Mais Berne, sa vieille ville, ne se résume pas qu’à des trams et des ours. L’un de mes endroits préférés c’est le Nydeggbrücke, celui qui mène à la Fosse aux ours, justement. En effet, de là, on peut apprécier pleinement la beauté de la vieille ville de Berne entre les eaux aux teintes glaciaires de l’Aar et les collines verdoyantes, d’un côté garnies de chênes, de l’autre de maisonnettes médiévales.
La Tour de l’Horloge ou Zytglogge (XVIe) est sans doute l’une des attractions touristiques les plus populaires de la ville. Surtout sur les coups de midi (et minuit, je suppose) où les âmes de passage s’agglutinent au pied de son jaquemart et de son carillon pour observer les douze coups. Un spectacle aussi pour les locaux qui, légèrement moqueurs, sont probablement très fiers de cette horloge astronomique à quantièmes. En plus celle-ci indique l’heure de Berne, soit 90 minutes de retard par rapport à l’heure d’été et 30 minutes de retard par rapport à l’heure d’hiver!
Berne est aussi officieusement appelée «La ville des fontaines» puisqu’on en dénombre plus de 100, dont 11 coiffées de leurs statues d’origine et décorées de figures allégoriques. Très originales, celles-ci datent de la fin du Moyen Âge et symbolisent certains héros, légendes et faits marquants de l’histoire bernoise. La plus connue, mais aussi la plus bizarre, est la Kindlifresserbrunnen, qui représente un ogre dévorant des enfants (première image ci-dessous). On pourrait aussi l’appeler «La ville des drapeaux», puisque ceux-ci pullulent dans le centre historique de Berne.
Le samedi, devant le Palais fédéral (Bundeshaus), un marché mettant en vedette de nombreux produits de la terre prend place. Il est possible de visiter le bâtiment, ou de simplement y faire le tour pour apprécier la massivité de son squelette et se délecter d’une vue supplémentaire sur l’Aar et les quartiers résidentiels de la capitale fédérale. Ici pas de gardes armés jusqu’aux dents comme on peut en voir devant chaque ambassade américaine partout dans le monde. Il n’est d’ailleurs pas rare de se casser le nez sur des têtes connues du monde de la politique suisse. Et toi, Français, tu t’imagines faire le marché dans la cour du Palais de l’Elysée? Pas trop, hein? 😀
Charmante, élégante, pas une seule seconde prétentieuse, ancienne mais pas vieillotte, Berne est, là où Paris et New York seraient les belles blondes aux artifices multiples et aux mamelles aguicheusement rafistolées, cette demoiselle avec qui on accepterait le meilleur comme le pire. Berne est calme, Berne est enjouée, Berne est organisée. Bref, Berne est parfaite… Parfaite pour celui qui souhaite se laisser vivre paisiblement.

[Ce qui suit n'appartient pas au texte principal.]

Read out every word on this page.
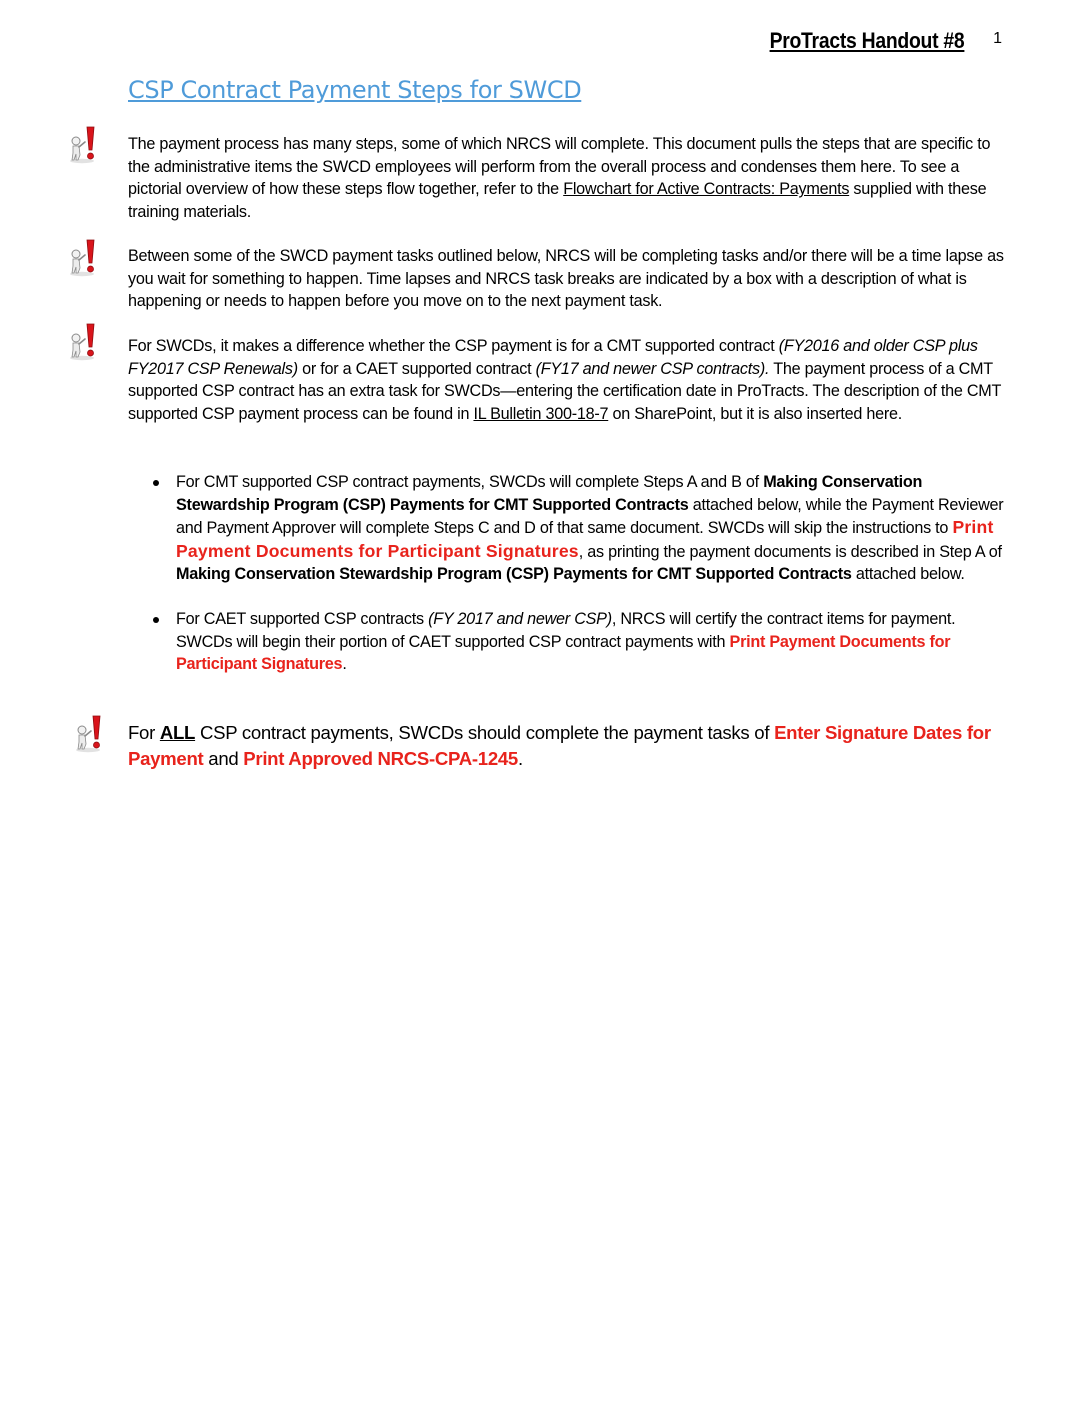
ProTracts Handout #8 1
CSP Contract Payment Steps for SWCD

The payment process has many steps, some of which NRCS will complete. This document pulls the steps that are specific to the administrative items the SWCD employees will perform from the overall process and condenses them here. To see a pictorial overview of how these steps flow together, refer to the Flowchart for Active Contracts: Payments supplied with these training materials.

Between some of the SWCD payment tasks outlined below, NRCS will be completing tasks and/or there will be a time lapse as you wait for something to happen. Time lapses and NRCS task breaks are indicated by a box with a description of what is happening or needs to happen before you move on to the next payment task.

For SWCDs, it makes a difference whether the CSP payment is for a CMT supported contract (FY2016 and older CSP plus FY2017 CSP Renewals) or for a CAET supported contract (FY17 and newer CSP contracts). The payment process of a CMT supported CSP contract has an extra task for SWCDs—entering the certification date in ProTracts. The description of the CMT supported CSP payment process can be found in IL Bulletin 300-18-7 on SharePoint, but it is also inserted here.

For CMT supported CSP contract payments, SWCDs will complete Steps A and B of Making Conservation Stewardship Program (CSP) Payments for CMT Supported Contracts attached below, while the Payment Reviewer and Payment Approver will complete Steps C and D of that same document. SWCDs will skip the instructions to Print Payment Documents for Participant Signatures, as printing the payment documents is described in Step A of Making Conservation Stewardship Program (CSP) Payments for CMT Supported Contracts attached below.
For CAET supported CSP contracts (FY 2017 and newer CSP), NRCS will certify the contract items for payment. SWCDs will begin their portion of CAET supported CSP contract payments with Print Payment Documents for Participant Signatures.

For ALL CSP contract payments, SWCDs should complete the payment tasks of Enter Signature Dates for Payment and Print Approved NRCS-CPA-1245.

Si la Suisse est un paradis, alors Berne en est le produit urbain le plus pur. Willkommen!
Quatre anecdotes sur la ville de Berne
- Le chocolat Toblerone, inventé par le Bernois Theodor Tobler est toujours fabriqué à Berne (!) et cache un ours dans son logo.
- Entre 1903 et 1905, Albert Einstein a séjourné au numéro 49 de la Kramgasse, non loin de la Tour de l’Horloge. C’est là-bas qu’il a effectué ses ultimes recherches sur la théorie de la relativité.
- La collégiale Saint-Vincent de Berne, plus connue sous le nom de Berner Münster, est l’édifice religieux le plus haut de Suisse (101 m).
- Perché à 542 m d’altitude, Berne, après Andorre-la-Vieille (1023 m) et Madrid (667 m) est la troisième capitale la plus haute d’Europe.